Premier point, donc, Rabia, qui, vu sa relative complexité thématique, ne pèche pas par pédanterie et, au contraire, parvient à proposer un spectacle divertissant, qui se laisse volontiers voir au premier degré. L’efficacité de ce long-métrage tient tout particulièrement dans la position étouffante de José-Maria (Gustavo Sánchez Parra) qui, suite à son crime, se retrouve enfermé dans la demeure des Torres où travaille Rosa (Martina García) sans pour autant pouvoir courir le risque de le lui faire savoir. A la fois si proche et si loin de Rosa qui, dans sa situation, constitue son seul espoir, sinon sa seule raison de survivre, et cela d’autant plus ardemment lorsque le fugitif apprend que sa fiancée est enceinte.
Mais aucune issue ne se présentera à José-Maria qui est condamné à vivre comme l’un de ces rats qui infestent le dernier étage délabré de la maison où personne ne met jamais les pieds.
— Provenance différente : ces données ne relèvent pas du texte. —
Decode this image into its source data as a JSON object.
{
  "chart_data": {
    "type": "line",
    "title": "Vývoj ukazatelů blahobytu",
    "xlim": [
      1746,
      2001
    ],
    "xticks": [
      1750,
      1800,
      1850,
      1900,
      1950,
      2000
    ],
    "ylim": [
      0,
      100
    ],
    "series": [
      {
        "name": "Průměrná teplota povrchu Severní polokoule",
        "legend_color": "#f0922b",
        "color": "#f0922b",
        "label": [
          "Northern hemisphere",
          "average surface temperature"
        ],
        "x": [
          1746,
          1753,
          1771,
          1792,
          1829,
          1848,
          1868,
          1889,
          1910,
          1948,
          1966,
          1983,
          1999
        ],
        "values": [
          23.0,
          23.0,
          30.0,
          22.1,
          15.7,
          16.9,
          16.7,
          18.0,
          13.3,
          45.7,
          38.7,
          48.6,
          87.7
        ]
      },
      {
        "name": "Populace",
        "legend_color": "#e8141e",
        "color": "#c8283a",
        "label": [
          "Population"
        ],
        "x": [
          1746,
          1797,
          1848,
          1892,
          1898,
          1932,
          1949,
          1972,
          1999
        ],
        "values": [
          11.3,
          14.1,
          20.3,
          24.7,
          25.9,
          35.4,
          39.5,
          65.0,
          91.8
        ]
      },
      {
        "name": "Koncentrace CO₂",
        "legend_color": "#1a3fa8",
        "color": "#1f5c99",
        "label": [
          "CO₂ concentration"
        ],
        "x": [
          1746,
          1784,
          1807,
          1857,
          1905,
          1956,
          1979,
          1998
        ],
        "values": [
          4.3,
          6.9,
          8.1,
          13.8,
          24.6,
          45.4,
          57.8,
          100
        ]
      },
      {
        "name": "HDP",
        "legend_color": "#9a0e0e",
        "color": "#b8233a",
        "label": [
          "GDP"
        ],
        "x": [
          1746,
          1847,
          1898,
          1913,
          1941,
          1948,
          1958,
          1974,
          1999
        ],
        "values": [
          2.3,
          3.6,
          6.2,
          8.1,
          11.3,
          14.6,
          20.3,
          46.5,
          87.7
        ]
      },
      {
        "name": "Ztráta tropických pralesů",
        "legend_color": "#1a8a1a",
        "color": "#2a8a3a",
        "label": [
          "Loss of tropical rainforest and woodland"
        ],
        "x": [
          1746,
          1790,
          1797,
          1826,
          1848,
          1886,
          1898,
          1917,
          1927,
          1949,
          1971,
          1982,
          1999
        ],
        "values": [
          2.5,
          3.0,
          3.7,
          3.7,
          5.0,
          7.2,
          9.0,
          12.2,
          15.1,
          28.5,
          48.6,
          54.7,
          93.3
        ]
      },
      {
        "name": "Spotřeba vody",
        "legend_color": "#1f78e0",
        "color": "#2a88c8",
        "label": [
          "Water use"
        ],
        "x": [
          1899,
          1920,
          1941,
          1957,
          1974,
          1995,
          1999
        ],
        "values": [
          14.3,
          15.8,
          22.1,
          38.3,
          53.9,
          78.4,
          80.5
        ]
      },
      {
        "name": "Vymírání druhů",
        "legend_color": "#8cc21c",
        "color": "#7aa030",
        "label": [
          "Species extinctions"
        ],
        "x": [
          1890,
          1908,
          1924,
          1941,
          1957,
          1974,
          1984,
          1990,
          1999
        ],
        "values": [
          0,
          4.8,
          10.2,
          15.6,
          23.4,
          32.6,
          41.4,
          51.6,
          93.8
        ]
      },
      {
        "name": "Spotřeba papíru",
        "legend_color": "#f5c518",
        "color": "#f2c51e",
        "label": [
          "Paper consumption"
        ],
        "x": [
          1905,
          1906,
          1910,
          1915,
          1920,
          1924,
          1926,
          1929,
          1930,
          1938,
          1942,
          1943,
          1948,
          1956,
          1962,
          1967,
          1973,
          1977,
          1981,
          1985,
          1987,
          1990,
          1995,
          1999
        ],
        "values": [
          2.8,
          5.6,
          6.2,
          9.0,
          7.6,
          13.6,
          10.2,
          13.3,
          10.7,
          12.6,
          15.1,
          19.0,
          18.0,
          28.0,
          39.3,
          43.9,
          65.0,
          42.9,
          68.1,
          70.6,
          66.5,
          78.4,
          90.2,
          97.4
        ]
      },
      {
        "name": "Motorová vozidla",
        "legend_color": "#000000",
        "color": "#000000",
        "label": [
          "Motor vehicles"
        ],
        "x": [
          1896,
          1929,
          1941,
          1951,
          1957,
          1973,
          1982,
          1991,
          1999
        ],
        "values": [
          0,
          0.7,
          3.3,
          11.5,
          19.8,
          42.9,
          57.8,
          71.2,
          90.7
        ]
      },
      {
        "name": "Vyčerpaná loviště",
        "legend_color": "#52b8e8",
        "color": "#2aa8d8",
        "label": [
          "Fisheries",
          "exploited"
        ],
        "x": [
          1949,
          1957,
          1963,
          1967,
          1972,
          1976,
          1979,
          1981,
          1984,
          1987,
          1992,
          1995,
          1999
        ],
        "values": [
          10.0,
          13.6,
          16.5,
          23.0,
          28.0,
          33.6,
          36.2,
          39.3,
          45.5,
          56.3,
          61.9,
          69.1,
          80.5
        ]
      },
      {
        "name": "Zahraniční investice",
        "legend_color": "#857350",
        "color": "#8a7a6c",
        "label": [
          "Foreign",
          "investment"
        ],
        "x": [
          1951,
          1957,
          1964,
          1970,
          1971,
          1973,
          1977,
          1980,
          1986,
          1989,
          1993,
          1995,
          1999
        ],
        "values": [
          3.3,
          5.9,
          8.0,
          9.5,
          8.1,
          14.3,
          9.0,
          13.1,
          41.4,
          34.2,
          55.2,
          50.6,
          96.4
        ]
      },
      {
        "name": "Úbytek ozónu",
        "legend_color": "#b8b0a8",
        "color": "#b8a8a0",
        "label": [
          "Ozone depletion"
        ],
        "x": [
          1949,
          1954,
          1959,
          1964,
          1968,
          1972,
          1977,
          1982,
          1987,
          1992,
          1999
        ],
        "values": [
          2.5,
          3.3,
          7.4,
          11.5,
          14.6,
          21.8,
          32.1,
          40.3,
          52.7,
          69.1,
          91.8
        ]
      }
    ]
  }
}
Hygiène précaire, claustration, chapardages : le sort de l’immigré est fragile, tandis que sa position invisible et voyeuriste fait de lui le témoin privilégié des membres de la famille Torres dont les relations à leur domestique révèlent la personnalité de chacun. Position rendue avec une certaine maestria par la caméra très fluide de Sebastián Cordero qui, au moyen de mouvements labyrinthiques fait de la propriété des Torres un univers complexe et néanmoins clos. José-Maria en témoin écroué donc, mais aussi en gardien de Rosa qui porte en elle, littéralement, l’espoir d’un avenir meilleur.
L’huis-clos est dès lors terriblement efficace. La jeune et belle Rosa concentre tous les vices et les non-dits d’une famille bourgeoise aux personnalités très nuancées, qui ont toutes un côté sombre, entre alcoolisme, désœuvrement ou frustration, sans pour autant que le réalisateur ne tombe dans l’écueil de la caricature d’une classe sociale aisée et donc décadente. Mais les Torres restent au fond dans l’ignorance et l’indifférence la plus totale quant à la déchéance de José-Maria qui survit pourtant juste au-dessus de leurs têtes. Parmi les rats, on l’a dit, ce qui constitue en fin de compte l’allégorie centrale du film. Car c’est précisément par la suite d’une dératisation radicale de la demeure, aux moyens de gaz toxiques, que sera porté le coup fatal sur l’état de santé de José-Maria, ce rat, parasite opportuniste dont on n’a cure : Rabia offre ainsi une dimension bien plus profonde que le simple exercice de genre auquel, pourtant, le réalisateur Sebastián Cordero est parvenu à ne rien céder. »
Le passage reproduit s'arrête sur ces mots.